Spectral albedo of seasonal snow during intensive melt period at Sodankylä, beyond the Arctic Circle O. Meinander1, S. Kazadzis2, A. Arola3, A. Riihelä1, P. Räisänen1, R. Kivi4, A. Kontu4, R. Kouznetsov1, M. Sofiev1, J. Svensson1, H. Suokanerva4, V. Aaltonen1, T. Manninen1, J.-L. Roujean5, and O. Hautecoeur5 1Finnish Meteorological Institute, P.O. Box 503, 00101 Helsinki, Finland 2Institute for Environmental Research and Sustainable Development, National Observatory of Athens, Greece 3Finnish Meteorological Institute, Kuopio Unit, P.O. Box 1627, 70211 Kuopio, Finland 4Finnish Meteorological Institute, Arctic Research Centre, Tähteläntie 62, 99600 Sodankylä, Finland 5Meteo-France/Centre National de la Recherche Scientifique (CNRS), Toulouse, France
Abstract.
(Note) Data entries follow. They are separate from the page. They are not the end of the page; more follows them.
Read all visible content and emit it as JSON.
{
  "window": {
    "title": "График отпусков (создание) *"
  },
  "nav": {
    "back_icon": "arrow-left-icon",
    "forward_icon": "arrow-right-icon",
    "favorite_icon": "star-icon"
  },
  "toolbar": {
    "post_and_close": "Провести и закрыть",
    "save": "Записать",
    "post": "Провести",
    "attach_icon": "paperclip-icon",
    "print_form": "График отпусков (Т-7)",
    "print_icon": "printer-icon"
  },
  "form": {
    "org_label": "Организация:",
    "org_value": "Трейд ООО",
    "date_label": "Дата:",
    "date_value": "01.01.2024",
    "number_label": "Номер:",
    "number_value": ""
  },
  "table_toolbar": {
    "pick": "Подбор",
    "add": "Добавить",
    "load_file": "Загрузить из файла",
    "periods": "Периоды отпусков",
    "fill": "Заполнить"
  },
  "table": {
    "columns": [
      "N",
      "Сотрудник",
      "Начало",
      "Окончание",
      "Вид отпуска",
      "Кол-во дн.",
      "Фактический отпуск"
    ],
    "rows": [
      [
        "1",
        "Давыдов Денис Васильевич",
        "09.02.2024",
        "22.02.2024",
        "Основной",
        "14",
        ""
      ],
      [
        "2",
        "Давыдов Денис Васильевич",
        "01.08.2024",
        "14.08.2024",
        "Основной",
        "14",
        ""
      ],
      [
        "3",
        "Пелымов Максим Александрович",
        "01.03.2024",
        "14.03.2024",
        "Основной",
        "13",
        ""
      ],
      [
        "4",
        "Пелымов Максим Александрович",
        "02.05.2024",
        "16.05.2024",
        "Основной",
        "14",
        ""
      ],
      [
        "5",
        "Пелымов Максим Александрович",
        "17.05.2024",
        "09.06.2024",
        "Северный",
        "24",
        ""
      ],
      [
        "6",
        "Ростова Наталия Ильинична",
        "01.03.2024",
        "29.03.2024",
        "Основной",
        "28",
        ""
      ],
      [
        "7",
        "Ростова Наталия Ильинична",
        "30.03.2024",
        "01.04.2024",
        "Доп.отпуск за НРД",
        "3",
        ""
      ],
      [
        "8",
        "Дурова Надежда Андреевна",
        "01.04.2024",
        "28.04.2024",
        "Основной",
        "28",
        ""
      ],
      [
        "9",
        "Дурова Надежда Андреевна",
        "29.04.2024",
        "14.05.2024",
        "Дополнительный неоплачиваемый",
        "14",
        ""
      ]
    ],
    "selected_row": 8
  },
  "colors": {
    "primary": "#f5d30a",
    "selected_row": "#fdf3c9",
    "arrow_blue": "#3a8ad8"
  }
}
We have measured spectral albedo, as well as ancillary parameters, of
seasonal European Arctic snow at Sodankylä, Finland (67°22' N, 26°39' E).
The springtime intensive melt period was observed during the Snow
Reflectance Transition Experiment (SNORTEX) in April 2009. The upwelling
and downwelling spectral irradiance, measured at 290–550 nm with a double
monochromator spectroradiometer, revealed albedo values of ~0.5–0.7
for the ultraviolet and visible range, both under clear sky and
variable cloudiness. During the most intensive snowmelt period of four
days, albedo decreased from 0.65 to 0.45 at 330 nm, and from 0.72 to 0.53 at
450 nm. In the literature, the UV and VIS albedo for clean snow are
~0.97–0.99, consistent with the extremely small absorption
coefficient of ice in this spectral region. Our low albedo values were
supported by two independent simultaneous broadband albedo measurements, and
simulated albedo data. We explain the low albedo values to be due to (i)
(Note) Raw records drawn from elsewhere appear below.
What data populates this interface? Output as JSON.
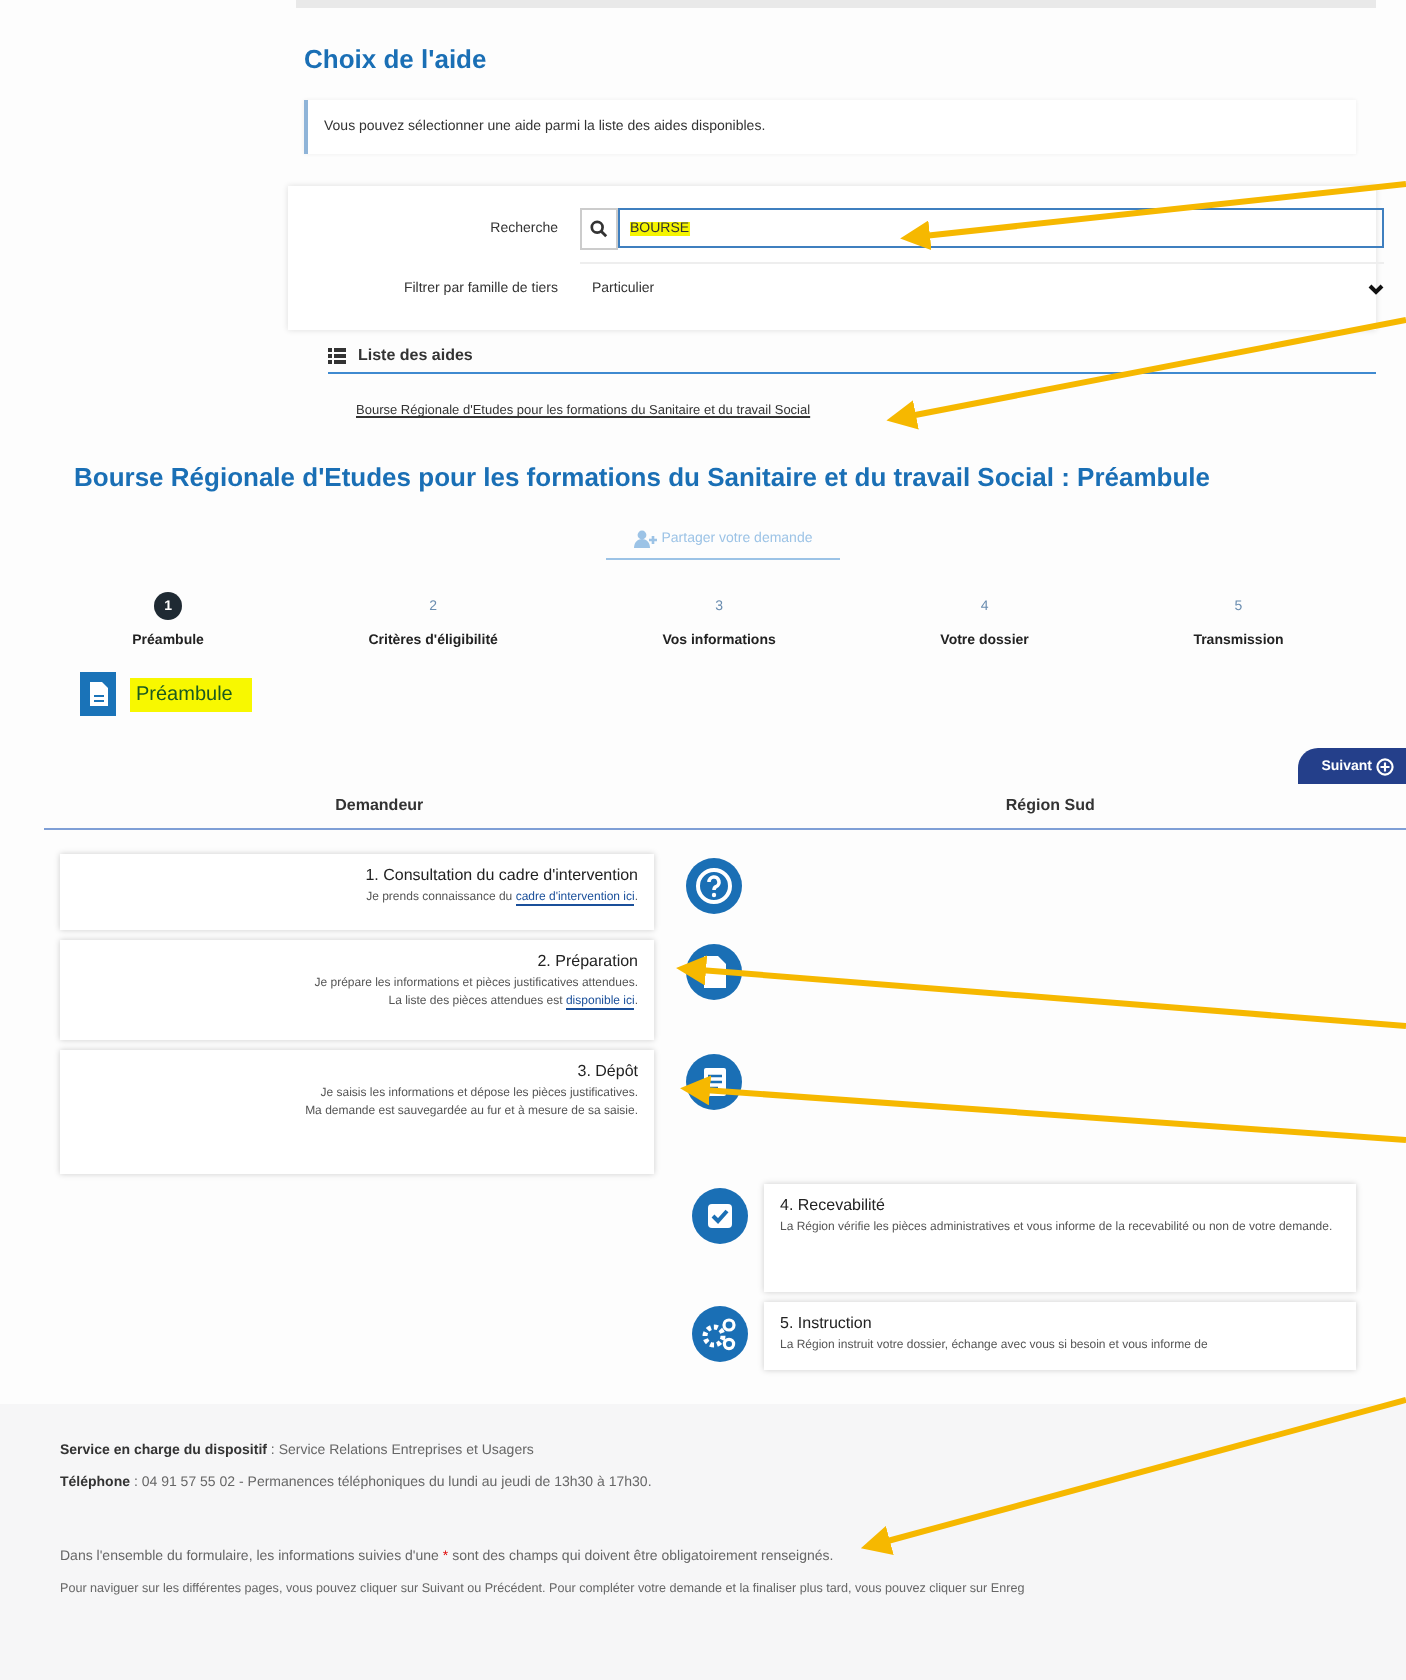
{
  "heading": "Choix de l'aide",
  "info": "Vous pouvez sélectionner une aide parmi la liste des aides disponibles.",
  "search": {
    "label": "Recherche",
    "value": "BOURSE"
  },
  "filter": {
    "label": "Filtrer par famille de tiers",
    "value": "Particulier"
  },
  "aid_list": {
    "title": "Liste des aides",
    "items": [
      "Bourse Régionale d'Etudes pour les formations du Sanitaire et du travail Social"
    ]
  },
  "page_title": "Bourse Régionale d'Etudes pour les formations du Sanitaire et du travail Social : Préambule",
  "share_button": "Partager votre demande",
  "steps": [
    {
      "number": "1",
      "label": "Préambule",
      "selected": true
    },
    {
      "number": "2",
      "label": "Critères d'éligibilité",
      "selected": false
    },
    {
      "number": "3",
      "label": "Vos informations",
      "selected": false
    },
    {
      "number": "4",
      "label": "Votre dossier",
      "selected": false
    },
    {
      "number": "5",
      "label": "Transmission",
      "selected": false
    }
  ],
  "section_title": "Préambule",
  "next_button": "Suivant",
  "columns": [
    "Demandeur",
    "Région Sud"
  ],
  "timeline": [
    {
      "kind": "applicant",
      "title": "1. Consultation du cadre d'intervention",
      "lines": [
        [
          {
            "kind": "text",
            "text": "Je prends connaissance du "
          },
          {
            "kind": "link",
            "text": "cadre d'intervention ici"
          },
          {
            "kind": "text",
            "text": "."
          }
        ]
      ]
    },
    {
      "kind": "applicant",
      "title": "2. Préparation",
      "lines": [
        [
          {
            "kind": "text",
            "text": "Je prépare les informations et pièces justificatives attendues."
          }
        ],
        [
          {
            "kind": "text",
            "text": "La liste des pièces attendues est "
          },
          {
            "kind": "link",
            "text": "disponible ici"
          },
          {
            "kind": "text",
            "text": "."
          }
        ]
      ]
    },
    {
      "kind": "applicant",
      "title": "3. Dépôt",
      "lines": [
        [
          {
            "kind": "text",
            "text": "Je saisis les informations et dépose les pièces justificatives."
          }
        ],
        [
          {
            "kind": "text",
            "text": "Ma demande est sauvegardée au fur et à mesure de sa saisie."
          }
        ]
      ]
    },
    {
      "kind": "region",
      "title": "4. Recevabilité",
      "lines": [
        [
          {
            "kind": "text",
            "text": "La Région vérifie les pièces administratives et vous informe de la recevabilité ou non de votre demande."
          }
        ]
      ]
    },
    {
      "kind": "region",
      "title": "5. Instruction",
      "lines": [
        [
          {
            "kind": "text",
            "text": "La Région instruit votre dossier, échange avec vous si besoin et vous informe de"
          }
        ]
      ]
    }
  ],
  "contact": [
    {
      "label": "Service en charge du dispositif",
      "value": " : Service Relations Entreprises et Usagers"
    },
    {
      "label": "Téléphone",
      "value": " : 04 91 57 55 02 - Permanences téléphoniques du lundi au jeudi de 13h30 à 17h30."
    }
  ],
  "required_note": {
    "before": "Dans l'ensemble du formulaire, les informations suivies d'une ",
    "mark": "*",
    "after": " sont des champs qui doivent être obligatoirement renseignés."
  },
  "navigation_note": "Pour naviguer sur les différentes pages, vous pouvez cliquer sur Suivant ou Précédent. Pour compléter votre demande et la finaliser plus tard, vous pouvez cliquer sur Enreg"
}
large snow grain sizes up to ~3 mm in diameter; (ii) meltwater surrounding the grains and increasing the effective grain size; (iii)
absorption caused by impurities in the snow, with concentration of elemental
carbon (black carbon) in snow of 87 ppb, and organic carbon 2894 ppb, at the
time of albedo measurements. The high concentrations of carbon, detected by
the thermal–optical method, were due to air masses originating from the Kola
Peninsula, Russia, where mining and refining industries are located.
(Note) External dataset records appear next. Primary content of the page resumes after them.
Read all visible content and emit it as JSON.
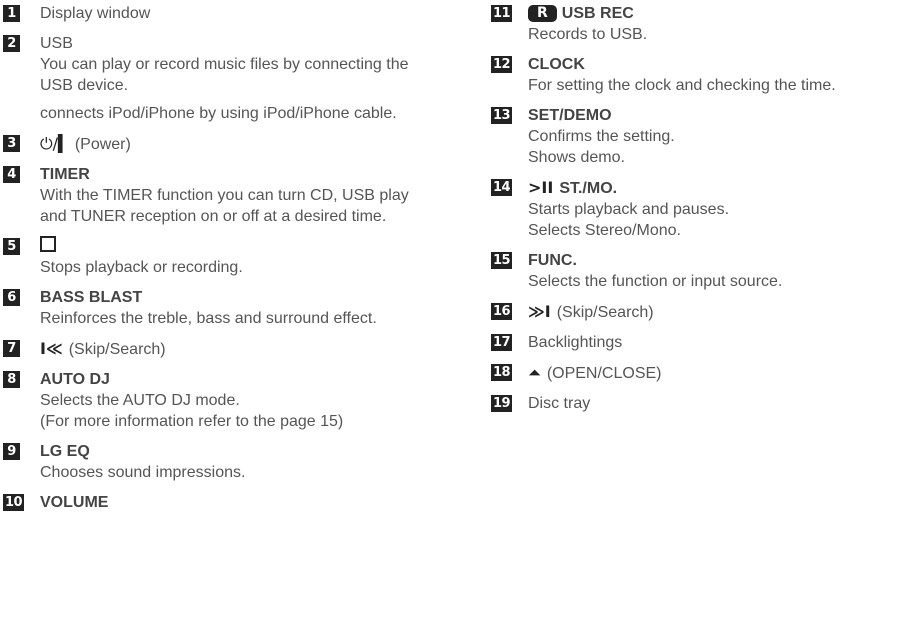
{
  "left_items": [
    {
      "num": "1",
      "title": "Display window"
    },
    {
      "num": "2",
      "title": "USB",
      "desc1": "You can play or record music files by connecting the USB device.",
      "desc2": "connects iPod/iPhone by using iPod/iPhone cable."
    },
    {
      "num": "3",
      "title": "(Power)",
      "power_symbol": "⏻/▍"
    },
    {
      "num": "4",
      "title": "TIMER",
      "desc": "With the TIMER function you can turn CD, USB play and TUNER reception on or off at a desired time."
    },
    {
      "num": "5",
      "desc": "Stops playback or recording."
    },
    {
      "num": "6",
      "title": "BASS BLAST",
      "desc": "Reinforces the treble, bass and surround effect."
    },
    {
      "num": "7",
      "symbol": "I≪",
      "title": "(Skip/Search)"
    },
    {
      "num": "8",
      "title": "AUTO DJ",
      "desc1": "Selects the AUTO DJ mode.",
      "desc2": "(For more information refer to the page 15)"
    },
    {
      "num": "9",
      "title": "LG EQ",
      "desc": "Chooses sound impressions."
    },
    {
      "num": "10",
      "title": "VOLUME"
    }
  ],
  "right_items": [
    {
      "num": "11",
      "rec_icon": "R",
      "title": "USB REC",
      "desc": "Records to USB."
    },
    {
      "num": "12",
      "title": "CLOCK",
      "desc": "For setting the clock and checking the time."
    },
    {
      "num": "13",
      "title": "SET/DEMO",
      "desc1": "Confirms the setting.",
      "desc2": "Shows demo."
    },
    {
      "num": "14",
      "symbol": ">II",
      "title": "ST./MO.",
      "desc1": "Starts playback and pauses.",
      "desc2": "Selects Stereo/Mono."
    },
    {
      "num": "15",
      "title": "FUNC.",
      "desc": "Selects the function or input source."
    },
    {
      "num": "16",
      "symbol": "≫I",
      "title": "(Skip/Search)"
    },
    {
      "num": "17",
      "title": "Backlightings"
    },
    {
      "num": "18",
      "symbol": "⏶",
      "title": "(OPEN/CLOSE)"
    },
    {
      "num": "19",
      "title": "Disc tray"
    }
  ],
  "icons": {
    "stop": "stop-square-icon",
    "power": "power-icon",
    "eject": "eject-icon",
    "rec": "usb-rec-icon"
  }
}
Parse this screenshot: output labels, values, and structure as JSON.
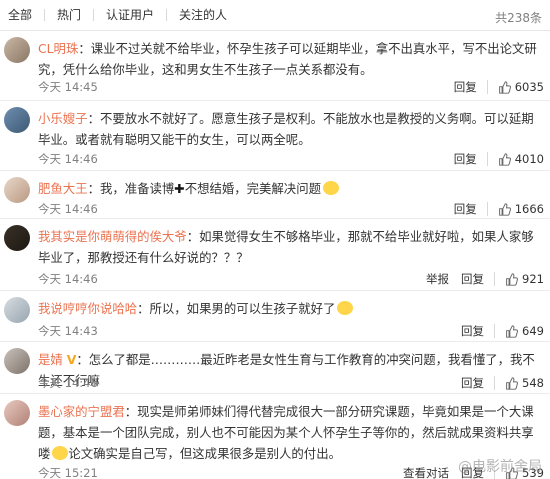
{
  "tabs": [
    "全部",
    "热门",
    "认证用户",
    "关注的人"
  ],
  "total": "共238条",
  "actions": {
    "reply": "回复",
    "report": "举报",
    "view_dialog": "查看对话"
  },
  "comments": [
    {
      "user": "CL明珠",
      "text": "：课业不过关就不给毕业，怀孕生孩子可以延期毕业，拿不出真水平，写不出论文研究，凭什么给你毕业，这和男女生不生孩子一点关系都没有。",
      "time": "今天 14:45",
      "likes": "6035"
    },
    {
      "user": "小乐嫂子",
      "text": "：不要放水不就好了。愿意生孩子是权利。不能放水也是教授的义务啊。可以延期毕业。或者就有聪明又能干的女生，可以两全呢。",
      "time": "今天 14:46",
      "likes": "4010"
    },
    {
      "user": "肥鱼大王",
      "text_a": "：我，准备读博",
      "text_b": "不想结婚，完美解决问题",
      "time": "今天 14:46",
      "likes": "1666"
    },
    {
      "user": "我其实是你萌萌得的俟大爷",
      "text": "：如果觉得女生不够格毕业，那就不给毕业就好啦，如果人家够毕业了，那教授还有什么好说的？？？",
      "time": "今天 14:46",
      "likes": "921"
    },
    {
      "user": "我说哼哼你说哈哈",
      "text": "：所以，如果男的可以生孩子就好了",
      "time": "今天 14:43",
      "likes": "649"
    },
    {
      "user": "是婧",
      "badge": "V",
      "text": "：怎么了都是…………最近昨老是女性生育与工作教育的冲突问题，我看懂了，我不生还不行嘛",
      "time": "今天 14:46",
      "likes": "548"
    },
    {
      "user": "墨心家的宁盟君",
      "text_a": "：现实是师弟师妹们得代替完成很大一部分研究课题，毕竟如果是一个大课题，基本是一个团队完成，别人也不可能因为某个人怀孕生子等你的，然后就成果资料共享喽",
      "text_b": "论文确实是自己写，但这成果很多是别人的付出。",
      "time": "今天 15:21",
      "likes": "539"
    }
  ],
  "watermark": "@电影前舍局"
}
Citation: Meinander, O., Kazadzis, S., Arola, A., Riihelä, A., Räisänen, P., Kivi, R., Kontu, A., Kouznetsov, R., Sofiev, M., Svensson, J., Suokanerva, H., Aaltonen, V., Manninen, T., Roujean, J.-L., and Hautecoeur, O.: Spectral albedo of seasonal snow during intensive melt period at Sodankylä, beyond the Arctic Circle, Atmos. Chem. Phys., 13, 3793-3810, doi:10.5194/acp-13-3793-2013, 2013.